I can't find any reference to "ethereal oxygen", other than it was indeed an idea proposed by Dr. Lewins. How odd. It must be elaborated on in some 150 year old book somewhere that just hasn't yet been digitized. What a shame. People always say the entirety of all human knowledge is available at your finger tips with the internet, but clearly that is not the case. A vast amount of human knowledge, yes, but hardly all of it. In fact, given how many obscure remote locales there are with their own local lore and traditions that probably haven't made it into any online format as yet, we're probably not even half way to all human knowledge being on the Internet. Sure, all the current and popular ideas and theories are out there, a lot of what isn't yet online is likely going to obsolete, antiquated, and just wrong, but there's a huge amount that just isn't online at this time.

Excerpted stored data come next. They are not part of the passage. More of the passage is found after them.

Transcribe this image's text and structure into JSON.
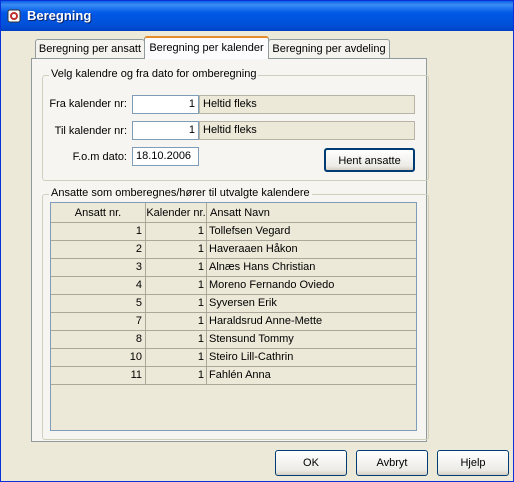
{
  "window": {
    "title": "Beregning"
  },
  "tabs": [
    {
      "label": "Beregning per ansatt"
    },
    {
      "label": "Beregning per kalender"
    },
    {
      "label": "Beregning per avdeling"
    }
  ],
  "calendar_group": {
    "legend": "Velg kalendre og fra dato for omberegning",
    "fra_label": "Fra kalender nr:",
    "fra_value": "1",
    "fra_name": "Heltid fleks",
    "til_label": "Til kalender nr:",
    "til_value": "1",
    "til_name": "Heltid fleks",
    "dato_label": "F.o.m dato:",
    "dato_value": "18.10.2006",
    "fetch_button": "Hent ansatte"
  },
  "employees_group": {
    "legend": "Ansatte som omberegnes/hører til utvalgte kalendere",
    "columns": [
      "Ansatt nr.",
      "Kalender nr.",
      "Ansatt Navn"
    ],
    "rows": [
      {
        "nr": "1",
        "kal": "1",
        "navn": "Tollefsen Vegard"
      },
      {
        "nr": "2",
        "kal": "1",
        "navn": "Haveraaen Håkon"
      },
      {
        "nr": "3",
        "kal": "1",
        "navn": "Alnæs Hans Christian"
      },
      {
        "nr": "4",
        "kal": "1",
        "navn": "Moreno Fernando Oviedo"
      },
      {
        "nr": "5",
        "kal": "1",
        "navn": "Syversen Erik"
      },
      {
        "nr": "7",
        "kal": "1",
        "navn": "Haraldsrud Anne-Mette"
      },
      {
        "nr": "8",
        "kal": "1",
        "navn": "Stensund Tommy"
      },
      {
        "nr": "10",
        "kal": "1",
        "navn": "Steiro Lill-Cathrin"
      },
      {
        "nr": "11",
        "kal": "1",
        "navn": "Fahlén Anna"
      }
    ]
  },
  "footer": {
    "ok": "OK",
    "cancel": "Avbryt",
    "help": "Hjelp"
  }
}
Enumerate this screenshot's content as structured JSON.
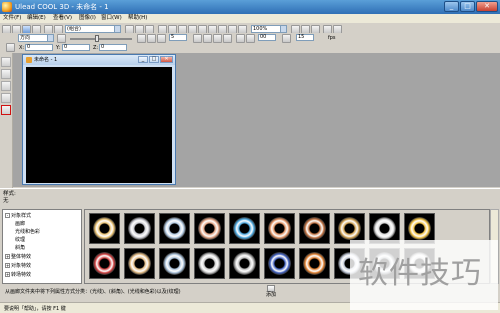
{
  "window": {
    "title": "Ulead COOL 3D - 未命名 - 1"
  },
  "menu": [
    "文件(F)",
    "编辑(E)",
    "查看(V)",
    "图像(I)",
    "窗口(W)",
    "帮助(H)"
  ],
  "toolbar": {
    "style_combo": "(组合)",
    "zoom": "100%",
    "direction_combo": "方向",
    "frame_spin": "5",
    "time_spin": "00",
    "fps_spin": "15",
    "fps_label": "fps",
    "x_label": "X:",
    "x_value": "0",
    "y_label": "Y:",
    "y_value": "0",
    "z_label": "Z:",
    "z_value": "0"
  },
  "document": {
    "title": "未命名 - 1"
  },
  "properties": {
    "label": "样式:",
    "value": "无"
  },
  "tree": [
    {
      "label": "对象样式",
      "expanded": true
    },
    {
      "label": "画廊",
      "indent": true
    },
    {
      "label": "光线和色彩",
      "indent": true
    },
    {
      "label": "纹理",
      "indent": true
    },
    {
      "label": "斜角",
      "indent": true
    },
    {
      "label": "整体特效",
      "expanded": false
    },
    {
      "label": "对象特效",
      "expanded": false
    },
    {
      "label": "转场特效",
      "expanded": false
    }
  ],
  "hint": {
    "text": "从画廊文件夹中将下列属性方式分类：(光线)、(斜角)、(光线和色彩)以及(纹理)",
    "add_label": "添加"
  },
  "status": {
    "text": "要说明「帮助」，请按 F1 键"
  },
  "watermark": {
    "text": "软件技巧"
  },
  "thumb_colors": [
    "#e8c070",
    "#c8c8d0",
    "#b0c8e0",
    "#e0a080",
    "#4aa8e0",
    "#e09060",
    "#c07040",
    "#d0a050",
    "#d8d8d8",
    "#f0c040",
    "#d04040",
    "#e0b880",
    "#a8c0d8",
    "#c8c8c8",
    "#b8b8b8",
    "#4060c0",
    "#e08030",
    "#c0c8d8",
    "#a0a8b0",
    "#d0d0d0"
  ]
}
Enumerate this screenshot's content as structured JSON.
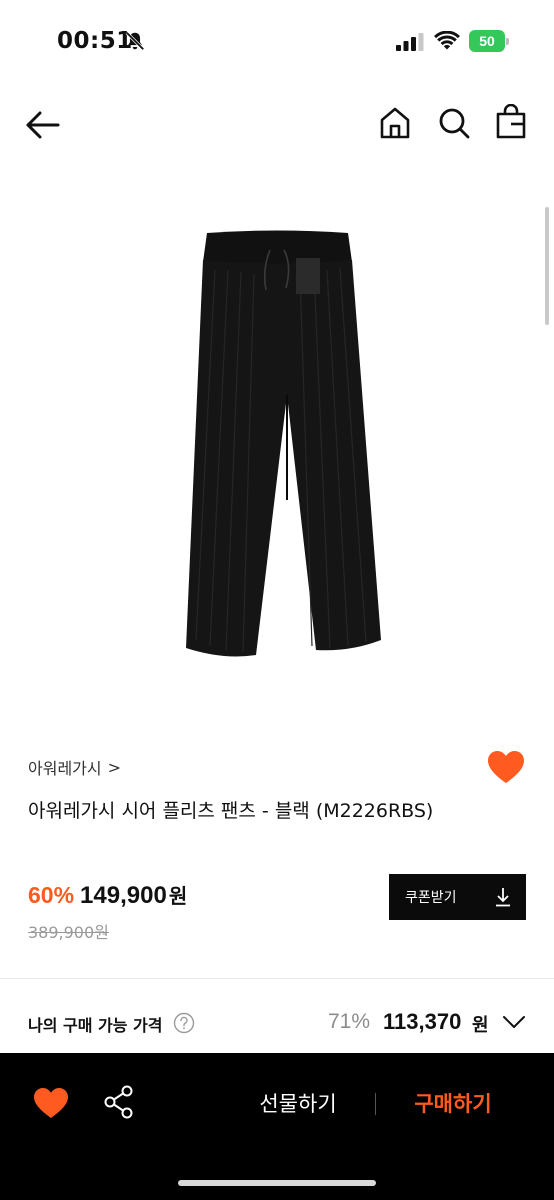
{
  "status_bar": {
    "time": "00:51",
    "battery": "50"
  },
  "nav": {
    "icons": [
      "back-arrow-icon",
      "home-icon",
      "search-icon",
      "shopping-bag-icon"
    ]
  },
  "product": {
    "brand": "아워레가시",
    "brand_chevron": ">",
    "name": "아워레가시 시어 플리츠 팬츠 - 블랙 (M2226RBS)",
    "discount": "60%",
    "price": "149,900",
    "price_unit": "원",
    "original_price": "389,900원",
    "coupon_label": "쿠폰받기"
  },
  "my_price": {
    "label": "나의 구매 가능 가격",
    "discount": "71%",
    "price": "113,370",
    "unit": "원"
  },
  "bottom_bar": {
    "gift_label": "선물하기",
    "buy_label": "구매하기"
  },
  "colors": {
    "accent": "#ff5a1f",
    "bottom_bar": "#000000",
    "battery": "#34c759"
  }
}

People saying all human knowledge is already online are making quite a value judgment there!

The picture used is "Son Doong Cave, Vietnam" by vtoanstar, used here under the Creative Commons Attribution-ShareAlike 2.0 Generic license (https://creativecommons.org/licenses/by-sa/2.0/).

To follow along: https://www.gutenberg.org/files/1951/1951-h/1951-h.htm#link2HCH0011

Given how short the chapter was, I feel like my reading of it was quite hurried. No idea why. Oops.